I suggest trying to run iced in daemon mode with iced::daemon rather than iced::application

That snippet looks super interesting. It would be great to have an example available for the community as I think this setup is heavily sought after

Sounds promising. But I’m afraid that will cause high memory usage. At the moment my app uses about 2MB memory. When a window is opened it uses much more. I’ll try that tomorrow.

At the moment I did not figure out how to integrate the tray icon into daemon mechanism. The tray events somehow must trigger the iced update() function.

But I can tell an empty app using this way without any window opened uses 33 MB of memory which is really bad.

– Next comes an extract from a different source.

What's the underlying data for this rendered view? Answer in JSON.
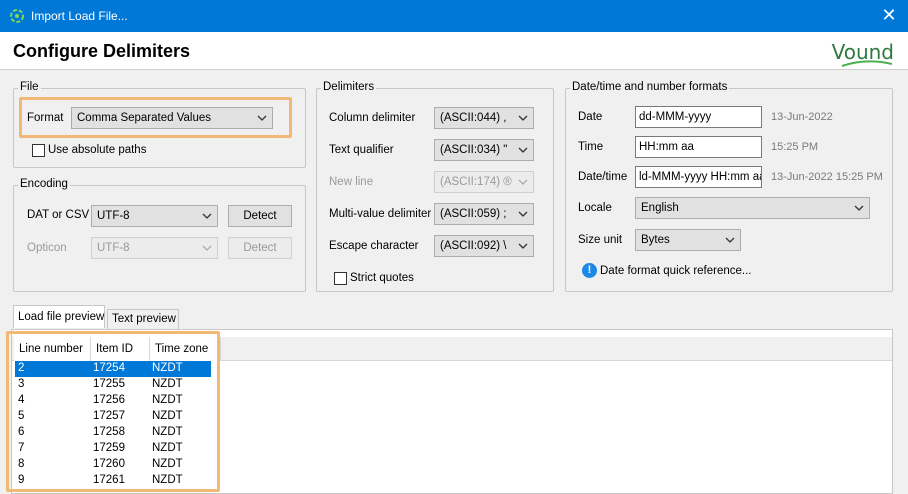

I haven’t explored tray icon apps so I’m afraid I can’t help, but for the record I’d say “really bad” is subjective. 33MB of memory seems absolutely tiny to me in 2024 unless I was writing embedded software… which is really not iced’s focus as a cross-platform GUI library.

How much RAM do yo expect a graphical application to use?

Let’s do some quick math:

  • Each pixel p in your app has 4 color components (RGBA) → c = 4 * p
  • Each component c is a single-precision float (f32) of 4 bytes → b = 4 * c

Given a resolution of p pixels, the total amount of memory (in bytes) needed to store a surface representing it is b = 4 * 4 * p.

For instance, if we have a 1080p resolution (p = 1920 * 1080 pixels), then:

b = 4 * 4 * 1920 * 1080 = 33177600 bytes = 33.1776 MB

A daemon opens a “boot window” to initialize renderers, so the memory is allocated nevertheless.